Why managers need to wake up to ESG threat

While the pace of change may differ between clients, for the future of ESG investments the only way is up. So, how at risk are the funds or wealth managers that do not manage to move to a full ESG-process across a client’s entire portfolio?


The main problem is that many fund managers have not caught up with the idea of ESG yet. To demonstrate this, the equities chart below shows only 50% of funds which slap themselves with an ‘ESG’ label actually get an above-average Morningstar ESG rating.

Those that do not match investors’ growing expectations of a green and sustainable fund risk losing out on key business from ethically-minded clients.

Bonds funds (see the bonds chart below) are a much closer match, with 70% of those identified as ESG funds rated above average. But still, this illustrates the problem for fund buyers working for clients who demand ESG compliance. What exactly counts as ESG?

Wake-up call

Teresa Platan, who specialises in selecting emerging markets and Japan equity funds for Aktia, a Finnish bank, believes that fund managers are going to have to wake up to this threat.

“It will get to a point where, if a fund group doesn’t have fully-implemented ESG integration, and had it in place for sometime, we won’t be able to use them anymore,” she says. “The shift has been so fast in the past year with the clients suddenly asking so much about ESG. It’s difficult to say exactly how long before we’re there. Maybe only in a year or two.”

Most of Platan’s clients, institutional investors, are at the so-called ‘stage-three’ of awareness where they expect all funds to be ESG checked.

The first two stages jump from not caring at all, to using ESG-specific funds.

In a fourth stage clients may expect ESG to be an alpha-generating, structural part of the investment process.

“Going back maybe three years, we understood it would not be enough to tick an ESG box,” she says. “We really want to understand how a fund manager integrates ESG throughout their entire decision-making process. Clients have in recent years made it a requirement.”

Get involved

Platan starts with a relatively straightforward fund selection process, first screening funds quantitatively and then analyse them qualitatively.

She has found there are fund managers who do the minimum they can get away with, but even with these, Platan’s attitude is to be supportive.

“It might start with a manager who says they look at ESG separately or that they only look at the governance part. But that is good – governance is the first thing you have to look at,” she said.

“At the beginning they might not have any external ESG research. They do it themselves, and maybe it’s not very in-depth. They need to have a separate dedicated ESG resource that develops their processes. But at least they are trying.”

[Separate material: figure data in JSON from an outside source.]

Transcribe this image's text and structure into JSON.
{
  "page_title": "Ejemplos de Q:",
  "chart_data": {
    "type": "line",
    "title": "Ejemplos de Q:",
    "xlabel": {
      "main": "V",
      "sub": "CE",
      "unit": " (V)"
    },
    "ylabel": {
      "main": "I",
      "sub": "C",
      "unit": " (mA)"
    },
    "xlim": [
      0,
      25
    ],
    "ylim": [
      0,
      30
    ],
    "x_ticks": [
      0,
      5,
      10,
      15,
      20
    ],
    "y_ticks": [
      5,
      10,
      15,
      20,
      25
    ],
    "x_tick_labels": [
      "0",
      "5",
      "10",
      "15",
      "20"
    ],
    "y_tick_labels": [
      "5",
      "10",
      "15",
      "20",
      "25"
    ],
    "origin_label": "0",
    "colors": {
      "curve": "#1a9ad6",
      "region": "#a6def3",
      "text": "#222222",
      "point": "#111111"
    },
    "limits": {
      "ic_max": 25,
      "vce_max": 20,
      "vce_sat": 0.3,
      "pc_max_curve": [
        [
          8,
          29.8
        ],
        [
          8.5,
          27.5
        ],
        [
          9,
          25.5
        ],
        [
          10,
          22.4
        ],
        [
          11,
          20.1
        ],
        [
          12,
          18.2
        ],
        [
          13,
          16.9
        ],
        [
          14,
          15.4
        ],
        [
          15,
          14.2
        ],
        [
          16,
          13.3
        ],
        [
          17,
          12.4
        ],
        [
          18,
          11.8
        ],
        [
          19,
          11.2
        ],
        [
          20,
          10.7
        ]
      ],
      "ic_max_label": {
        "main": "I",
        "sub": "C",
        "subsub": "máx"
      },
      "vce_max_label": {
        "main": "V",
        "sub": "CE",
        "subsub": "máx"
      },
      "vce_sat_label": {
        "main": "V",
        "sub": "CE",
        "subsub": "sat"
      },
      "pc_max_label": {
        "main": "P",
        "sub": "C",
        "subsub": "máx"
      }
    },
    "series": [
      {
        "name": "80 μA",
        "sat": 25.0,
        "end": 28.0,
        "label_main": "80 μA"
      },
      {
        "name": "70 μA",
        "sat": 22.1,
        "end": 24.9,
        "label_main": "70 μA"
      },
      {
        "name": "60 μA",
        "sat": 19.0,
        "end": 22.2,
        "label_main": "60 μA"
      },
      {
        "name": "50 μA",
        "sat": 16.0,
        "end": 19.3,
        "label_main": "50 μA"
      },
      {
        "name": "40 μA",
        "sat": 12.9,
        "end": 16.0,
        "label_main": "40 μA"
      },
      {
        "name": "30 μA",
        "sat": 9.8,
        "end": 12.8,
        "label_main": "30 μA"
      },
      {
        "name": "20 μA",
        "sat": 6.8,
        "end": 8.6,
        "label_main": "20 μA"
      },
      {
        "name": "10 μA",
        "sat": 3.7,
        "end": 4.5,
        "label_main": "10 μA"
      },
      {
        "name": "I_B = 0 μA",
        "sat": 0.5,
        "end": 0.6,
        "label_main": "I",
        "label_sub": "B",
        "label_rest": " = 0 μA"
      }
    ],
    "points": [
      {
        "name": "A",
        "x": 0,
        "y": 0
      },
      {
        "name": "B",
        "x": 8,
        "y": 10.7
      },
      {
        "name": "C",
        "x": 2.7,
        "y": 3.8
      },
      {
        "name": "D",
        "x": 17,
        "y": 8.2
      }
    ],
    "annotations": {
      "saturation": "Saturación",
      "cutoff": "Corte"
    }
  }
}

Even though she sees everything moving to full ESG requirements, when she encounters a fund manager who is not up to scratch, for the moment at least, she will not reject them.

Instead, Platan chooses to work with the manager, explaining what her needs are and suggesting how they might use ESG in a way that doesn’t disrupt their portfolio or might even add value.

And you don’t need to be a fund manager with a huge team and lots of resource to this. She gives an example of a small boutique frontier market manager they invest in that fully satisfies these elements.